From dazzling delectable delights to mesmerizing jewels of the Nile, Hemmerle knows no bounds when it comes to inspiration for its special jewelry collections. For its latest unique series, Hemmerle explores the diverse characteristics of aluminum in The [AL] Project.
Like modern day alchemists, Hemmerle’s highly skilled craftsmen have transformed this versatile everyday metal into 15 one-of-a-kind pairs of earrings and a brooch inspired by eclectic themes including nature, minimalism and geometry.
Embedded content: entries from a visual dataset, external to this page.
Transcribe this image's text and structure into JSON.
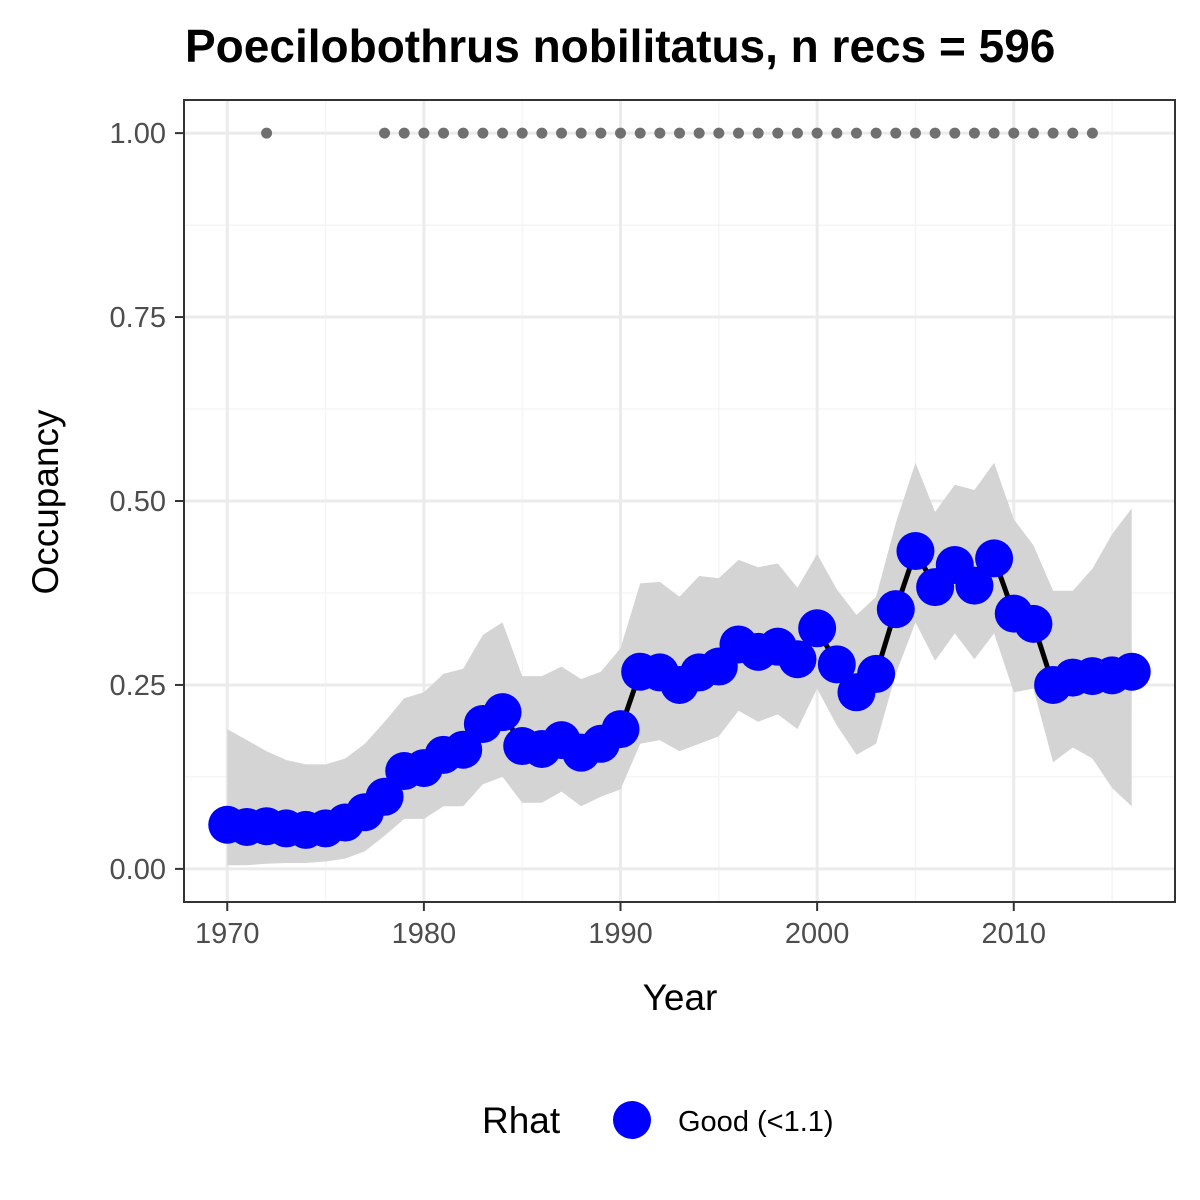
{
  "chart_data": {
    "type": "line",
    "title": "Poecilobothrus nobilitatus, n recs = 596",
    "xlabel": "Year",
    "ylabel": "Occupancy",
    "xlim": [
      1967.8,
      2018.2
    ],
    "ylim": [
      -0.045,
      1.045
    ],
    "x_ticks": [
      1970,
      1980,
      1990,
      2000,
      2010
    ],
    "x_tick_labels": [
      "1970",
      "1980",
      "1990",
      "2000",
      "2010"
    ],
    "y_ticks": [
      0,
      0.25,
      0.5,
      0.75,
      1.0
    ],
    "y_tick_labels": [
      "0.00",
      "0.25",
      "0.50",
      "0.75",
      "1.00"
    ],
    "grid": true,
    "background": "#ffffff",
    "grid_major_color": "#ebebeb",
    "grid_minor_color": "#f5f5f5",
    "panel_border_color": "#333333",
    "x": [
      1970,
      1971,
      1972,
      1973,
      1974,
      1975,
      1976,
      1977,
      1978,
      1979,
      1980,
      1981,
      1982,
      1983,
      1984,
      1985,
      1986,
      1987,
      1988,
      1989,
      1990,
      1991,
      1992,
      1993,
      1994,
      1995,
      1996,
      1997,
      1998,
      1999,
      2000,
      2001,
      2002,
      2003,
      2004,
      2005,
      2006,
      2007,
      2008,
      2009,
      2010,
      2011,
      2012,
      2013,
      2014,
      2015,
      2016
    ],
    "series": [
      {
        "name": "Good (<1.1)",
        "color": "#0000ff",
        "line_color": "#000000",
        "values": [
          0.06,
          0.057,
          0.058,
          0.055,
          0.053,
          0.055,
          0.063,
          0.077,
          0.098,
          0.133,
          0.137,
          0.155,
          0.162,
          0.197,
          0.213,
          0.167,
          0.163,
          0.175,
          0.158,
          0.17,
          0.19,
          0.268,
          0.267,
          0.25,
          0.267,
          0.275,
          0.305,
          0.295,
          0.302,
          0.285,
          0.327,
          0.278,
          0.24,
          0.265,
          0.353,
          0.432,
          0.383,
          0.413,
          0.385,
          0.422,
          0.347,
          0.333,
          0.25,
          0.26,
          0.262,
          0.263,
          0.268
        ],
        "ci_lower": [
          0.005,
          0.005,
          0.007,
          0.008,
          0.008,
          0.01,
          0.014,
          0.024,
          0.045,
          0.068,
          0.068,
          0.085,
          0.085,
          0.115,
          0.125,
          0.09,
          0.09,
          0.105,
          0.085,
          0.098,
          0.108,
          0.17,
          0.175,
          0.16,
          0.17,
          0.18,
          0.215,
          0.2,
          0.21,
          0.19,
          0.245,
          0.195,
          0.155,
          0.17,
          0.265,
          0.335,
          0.283,
          0.32,
          0.285,
          0.32,
          0.24,
          0.245,
          0.145,
          0.165,
          0.15,
          0.11,
          0.085
        ],
        "ci_upper": [
          0.19,
          0.175,
          0.16,
          0.148,
          0.142,
          0.142,
          0.15,
          0.17,
          0.2,
          0.232,
          0.24,
          0.265,
          0.272,
          0.318,
          0.335,
          0.262,
          0.262,
          0.275,
          0.258,
          0.268,
          0.3,
          0.388,
          0.39,
          0.37,
          0.398,
          0.395,
          0.42,
          0.41,
          0.415,
          0.382,
          0.428,
          0.38,
          0.345,
          0.37,
          0.47,
          0.552,
          0.485,
          0.522,
          0.515,
          0.552,
          0.475,
          0.44,
          0.378,
          0.378,
          0.408,
          0.455,
          0.49
        ]
      }
    ],
    "ci_fill_color": "#d4d4d4",
    "records": {
      "y": 1.0,
      "years": [
        1972,
        1978,
        1979,
        1980,
        1981,
        1982,
        1983,
        1984,
        1985,
        1986,
        1987,
        1988,
        1989,
        1990,
        1991,
        1992,
        1993,
        1994,
        1995,
        1996,
        1997,
        1998,
        1999,
        2000,
        2001,
        2002,
        2003,
        2004,
        2005,
        2006,
        2007,
        2008,
        2009,
        2010,
        2011,
        2012,
        2013,
        2014
      ],
      "color": "#707070"
    }
  },
  "legend": {
    "title": "Rhat",
    "items": [
      {
        "label": "Good (<1.1)",
        "color": "#0000ff"
      }
    ]
  }
}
Earth’s most precious materials – glistening gemstones such as diamonds, sapphires, aquamarines and garnets – are seamlessly set in this more common metal, which was once considered the most valuable and sought after material in the world.
“Aluminium’s natural strength and lightness in weight provided the perfect opportunity for us to experiment further with the metal and celebrate its past splendour,” explains Christian Hemmerle. “Its malleability enabled us to focus on innovation and create intricate works which are delicate in design yet highly durable, whilst remaining true to our dedication to craftsmanship.”
No stranger to experimenting with unconventional metals in its jewelry, Hemmerle boldly continues this tradition of creative exploration with aluminum. Pairing different colored metals with gemstones has become a signature of the firm’s design repertoire, a practice that often necessitates metal hue manipulation to achieve the perfect complimentary color. With The [AL] Project, Hemmerle’s jewelers have mastered a process of anodizing the aluminum, offering the German jewelry house a spectrum of color with which to brilliantly compliment the natural colors of the gemstones set within the featherweight designs.
Purple sapphires and diamonds dance at the center of a clematis flower brooch, its aluminum petals airily layered with purple nuance. Also inspired by the natural world, a pair of earrings take the form of ranunculus flowers with richly textured red petals that unfold to reveal a spiky center of diamonds.
“Informed by the aesthetic we have defined over several decades, the resulting creations are distinctly Hemmerle but imbued with an element of surprise,” says Christian Hemmerle.
In addition to the new series, Hemmerle will also be debuting a new exhibition stand at TEFAF this year. Designed in collaboration with the Dutch architect Tom Postma, the ambitious design combines urbane modernity with sophisticated engineering. Over 3,000 American walnut-wood rods, each individually crafted and connected to over 16,500 uniquely engineered aluminum rods, form 16 individual, multilayered screens that appear to float in the air. The conceptualized design took over a year to finalize.
“It was a process of constant trial and error,” explains Postma. “Everything about this design is new, and we had to learn along the way how it was going to materialise as we had envisioned. It required a level of dedication and patience echoed in Hemmerle’s design ethos and craftsmanship, always aimed at the highest level of creative output and quality.”
The highly intricate design of the stand is reflective of the attention to detail Hemmerle devotes to every piece of jewelry produced in its workshop, in both aesthetic and quality of craftsmanship. Innovation remains at the core of the firm, anchored by its distinct design philosophy, and the new stand keenly encapsulates these principles. Christian Hemmerle explains:
“We wanted to create a space with a lighter appearance, transparent yet with an inviting and warm atmosphere. Tom Postma and his team have exceeded all our expectations and the result is intriguing not only in terms of design, but also in the outstanding craftsmanship involved. With the use of wood and aluminium, the design fits the Hemmerle aesthetic perfectly.”
The [AL] Project will be previewed at TEFAF Maastricht, 11 – 20 March 2016. A limited edition book will be published to celebrate the pieces.
Hemmerle is also participating in Beauty – Cooper Hewitt Design Triennial at the Cooper Hewitt, Smithsonian Design Museum in New York between 12 February – 21 August, 2016.